How were sites selected?
Since we were evacuated on September 11, it was fortunate that the Internet Archive began collecting that afternoon, soon after the attacks. I put out a call to the Library’s 300+ Recommending Officers for them to look for sites in their subject areas. National Digital Library staff volunteered to help find URLs. And we asked the public to help; a form was put on WebArchivist.org for people to submit nominations to the archive.
At LC, we focused on difficult to find sites that spontaneously appeared as immediate reactions to the events – sites that
were not easily found by search engines (too new to be indexed) but that were being share in emails, linked from other sites, or in news articles at that time. My own approach was to sit down every night with a stack of index cards and scour the newspaper for ideas. I would jot down notes about specific organizations mentioned, or categories that might have a web presence. I’d bring these cards back to the office and my colleagues would take my notes and start looking for websites.
This was not an easy task for any of us. The imagery on some of the sites was often difficult to look at, and some staff had concerns about accessing certain types of content. Even though very difficult, we remained focused because we knew the importance of documenting what was happening on the web, realizing the potential fleeting nature of the types of content being posted immediately after the events. We had to act quickly. As of September 27th, 2,000 URLs had been identified and were being crawled daily.
Ten years have passed. What has been the reaction to the archive?

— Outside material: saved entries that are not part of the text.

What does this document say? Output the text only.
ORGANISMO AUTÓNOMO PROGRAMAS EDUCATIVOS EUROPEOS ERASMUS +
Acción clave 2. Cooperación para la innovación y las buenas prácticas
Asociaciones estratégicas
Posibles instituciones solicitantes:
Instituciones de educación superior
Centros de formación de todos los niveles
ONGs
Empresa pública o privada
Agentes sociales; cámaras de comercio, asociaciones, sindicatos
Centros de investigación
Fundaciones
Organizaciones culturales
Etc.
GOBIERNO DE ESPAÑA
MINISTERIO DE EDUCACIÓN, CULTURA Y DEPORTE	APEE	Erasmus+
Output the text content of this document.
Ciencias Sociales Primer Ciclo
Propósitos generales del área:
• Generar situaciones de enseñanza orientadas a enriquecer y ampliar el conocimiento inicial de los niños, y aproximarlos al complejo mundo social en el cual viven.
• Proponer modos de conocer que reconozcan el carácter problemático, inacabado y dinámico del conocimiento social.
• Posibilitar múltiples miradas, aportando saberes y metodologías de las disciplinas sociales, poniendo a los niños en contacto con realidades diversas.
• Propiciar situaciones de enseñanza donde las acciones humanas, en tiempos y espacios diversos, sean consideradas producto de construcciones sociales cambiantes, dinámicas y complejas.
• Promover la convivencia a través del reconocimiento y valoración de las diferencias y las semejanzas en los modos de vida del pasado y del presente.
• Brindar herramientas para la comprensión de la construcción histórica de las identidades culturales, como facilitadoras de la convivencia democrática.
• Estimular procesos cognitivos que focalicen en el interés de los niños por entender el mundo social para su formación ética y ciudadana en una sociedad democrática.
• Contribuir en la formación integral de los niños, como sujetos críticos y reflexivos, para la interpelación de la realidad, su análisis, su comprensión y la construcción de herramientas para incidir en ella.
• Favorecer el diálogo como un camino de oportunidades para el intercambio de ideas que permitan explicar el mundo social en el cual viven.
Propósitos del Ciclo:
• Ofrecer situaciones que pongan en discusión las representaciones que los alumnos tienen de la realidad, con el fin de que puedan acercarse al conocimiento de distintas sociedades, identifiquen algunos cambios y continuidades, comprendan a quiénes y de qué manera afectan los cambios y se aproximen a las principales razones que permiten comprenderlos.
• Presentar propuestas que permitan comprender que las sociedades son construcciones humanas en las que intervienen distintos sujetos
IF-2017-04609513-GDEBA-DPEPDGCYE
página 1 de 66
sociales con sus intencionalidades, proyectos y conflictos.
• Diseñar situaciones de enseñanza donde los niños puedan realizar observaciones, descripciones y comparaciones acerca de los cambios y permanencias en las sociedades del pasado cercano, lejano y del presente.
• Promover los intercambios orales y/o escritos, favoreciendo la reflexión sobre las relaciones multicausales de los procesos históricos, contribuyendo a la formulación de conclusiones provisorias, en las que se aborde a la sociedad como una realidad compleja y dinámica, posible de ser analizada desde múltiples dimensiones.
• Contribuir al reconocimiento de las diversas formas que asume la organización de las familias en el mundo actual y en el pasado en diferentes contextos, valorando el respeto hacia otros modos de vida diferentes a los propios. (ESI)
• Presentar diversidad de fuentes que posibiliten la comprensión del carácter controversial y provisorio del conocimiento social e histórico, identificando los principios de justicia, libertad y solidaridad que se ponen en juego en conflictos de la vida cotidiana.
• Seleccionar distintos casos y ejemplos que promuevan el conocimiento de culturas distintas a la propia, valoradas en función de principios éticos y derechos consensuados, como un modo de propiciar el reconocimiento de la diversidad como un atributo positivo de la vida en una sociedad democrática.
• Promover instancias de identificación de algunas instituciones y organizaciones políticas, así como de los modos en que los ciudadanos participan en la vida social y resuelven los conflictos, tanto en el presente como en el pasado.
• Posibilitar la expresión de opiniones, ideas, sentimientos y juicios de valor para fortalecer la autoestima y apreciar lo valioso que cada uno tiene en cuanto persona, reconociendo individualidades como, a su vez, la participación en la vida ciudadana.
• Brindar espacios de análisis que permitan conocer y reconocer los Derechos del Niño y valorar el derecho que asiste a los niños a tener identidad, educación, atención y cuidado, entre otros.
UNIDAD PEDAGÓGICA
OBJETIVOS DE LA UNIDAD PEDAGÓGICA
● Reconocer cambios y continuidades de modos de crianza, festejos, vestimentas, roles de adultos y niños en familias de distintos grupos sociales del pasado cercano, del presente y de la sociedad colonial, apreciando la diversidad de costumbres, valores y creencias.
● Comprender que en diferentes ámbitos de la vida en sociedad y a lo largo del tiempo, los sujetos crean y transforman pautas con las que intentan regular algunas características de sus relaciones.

With support from Pew Internet and American Life Project, the collection first launched in October 2001. The Library and the project received a fair amount of press coverage at the time. The archive was named Yahoo! Internet Life “Site of the Year” in April, 2002. There has been a lot of public interest in the archive as well; not surprisingly around the first-year anniversary. Even though it’s primitive in some ways (archiving technology has improved greatly since then), it is by far our most highly-accessed web archive.

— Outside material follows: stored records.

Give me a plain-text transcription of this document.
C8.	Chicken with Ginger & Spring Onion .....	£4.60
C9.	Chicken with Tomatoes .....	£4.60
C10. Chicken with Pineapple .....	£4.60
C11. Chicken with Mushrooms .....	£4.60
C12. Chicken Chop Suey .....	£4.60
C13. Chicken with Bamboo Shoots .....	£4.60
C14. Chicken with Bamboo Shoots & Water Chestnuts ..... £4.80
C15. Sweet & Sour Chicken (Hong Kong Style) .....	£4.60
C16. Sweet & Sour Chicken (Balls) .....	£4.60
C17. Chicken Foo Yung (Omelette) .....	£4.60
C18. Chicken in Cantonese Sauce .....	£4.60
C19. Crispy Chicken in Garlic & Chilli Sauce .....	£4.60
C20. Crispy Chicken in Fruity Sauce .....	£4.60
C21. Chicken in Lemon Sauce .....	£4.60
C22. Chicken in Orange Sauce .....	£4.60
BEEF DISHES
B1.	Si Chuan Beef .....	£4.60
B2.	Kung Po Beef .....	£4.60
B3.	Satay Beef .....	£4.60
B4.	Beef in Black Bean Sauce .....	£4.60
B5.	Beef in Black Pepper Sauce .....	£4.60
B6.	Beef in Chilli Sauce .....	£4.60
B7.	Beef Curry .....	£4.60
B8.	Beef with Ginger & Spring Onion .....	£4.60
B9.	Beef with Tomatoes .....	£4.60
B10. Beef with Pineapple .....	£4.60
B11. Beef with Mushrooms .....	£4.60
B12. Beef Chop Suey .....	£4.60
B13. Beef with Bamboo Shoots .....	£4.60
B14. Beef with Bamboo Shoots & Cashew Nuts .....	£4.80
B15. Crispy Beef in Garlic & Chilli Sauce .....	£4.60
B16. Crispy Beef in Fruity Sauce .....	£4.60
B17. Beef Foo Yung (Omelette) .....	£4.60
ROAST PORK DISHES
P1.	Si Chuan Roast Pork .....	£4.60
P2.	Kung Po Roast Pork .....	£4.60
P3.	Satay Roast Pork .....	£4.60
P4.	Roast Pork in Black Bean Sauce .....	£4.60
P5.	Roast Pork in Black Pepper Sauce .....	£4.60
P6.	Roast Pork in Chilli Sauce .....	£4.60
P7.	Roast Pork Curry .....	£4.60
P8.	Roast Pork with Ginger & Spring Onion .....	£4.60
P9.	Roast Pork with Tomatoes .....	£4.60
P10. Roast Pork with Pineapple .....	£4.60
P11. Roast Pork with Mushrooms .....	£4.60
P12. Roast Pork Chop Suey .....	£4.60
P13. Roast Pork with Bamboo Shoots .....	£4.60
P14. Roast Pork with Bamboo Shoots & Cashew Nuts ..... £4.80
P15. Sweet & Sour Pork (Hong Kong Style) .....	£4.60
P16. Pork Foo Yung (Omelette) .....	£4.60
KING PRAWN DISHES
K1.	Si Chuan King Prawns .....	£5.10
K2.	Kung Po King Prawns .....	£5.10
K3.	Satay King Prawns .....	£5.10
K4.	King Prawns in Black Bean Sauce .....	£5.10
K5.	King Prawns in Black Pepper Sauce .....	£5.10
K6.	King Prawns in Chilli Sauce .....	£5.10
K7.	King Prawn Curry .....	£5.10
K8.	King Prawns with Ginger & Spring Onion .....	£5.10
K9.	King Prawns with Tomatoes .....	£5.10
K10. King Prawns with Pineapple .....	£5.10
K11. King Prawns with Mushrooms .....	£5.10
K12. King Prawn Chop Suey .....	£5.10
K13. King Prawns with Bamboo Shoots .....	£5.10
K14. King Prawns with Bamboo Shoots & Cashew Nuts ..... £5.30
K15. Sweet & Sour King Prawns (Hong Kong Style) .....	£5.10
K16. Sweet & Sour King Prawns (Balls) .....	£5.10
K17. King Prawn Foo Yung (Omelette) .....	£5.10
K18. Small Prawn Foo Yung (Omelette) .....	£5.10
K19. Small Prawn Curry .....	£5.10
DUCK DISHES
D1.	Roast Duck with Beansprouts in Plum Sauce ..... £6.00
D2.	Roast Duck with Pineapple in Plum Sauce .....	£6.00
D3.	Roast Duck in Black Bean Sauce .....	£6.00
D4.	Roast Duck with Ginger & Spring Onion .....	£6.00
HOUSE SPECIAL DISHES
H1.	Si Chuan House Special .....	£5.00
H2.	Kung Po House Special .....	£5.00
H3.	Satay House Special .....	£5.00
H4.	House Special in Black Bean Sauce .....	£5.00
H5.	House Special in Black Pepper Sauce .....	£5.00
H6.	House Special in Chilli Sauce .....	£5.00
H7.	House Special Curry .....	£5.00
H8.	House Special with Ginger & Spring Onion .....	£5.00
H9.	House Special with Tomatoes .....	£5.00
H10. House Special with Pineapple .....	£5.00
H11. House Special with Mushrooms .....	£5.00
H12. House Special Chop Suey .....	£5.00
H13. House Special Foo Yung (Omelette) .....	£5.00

What Diane Kresh wrote in an Information Bulletin article in 2002 is still true today: “Educators and researchers can learn what the official organizations of the day were thinking and reporting about the attacks on America; and they can read the unofficial, ‘online diaries’ of those who lived through the experience…Web sites provide dynamic, firsthand accounts and reflect a range of sentiments and points of view, functioning much as the morning and evening newspapers of the past.”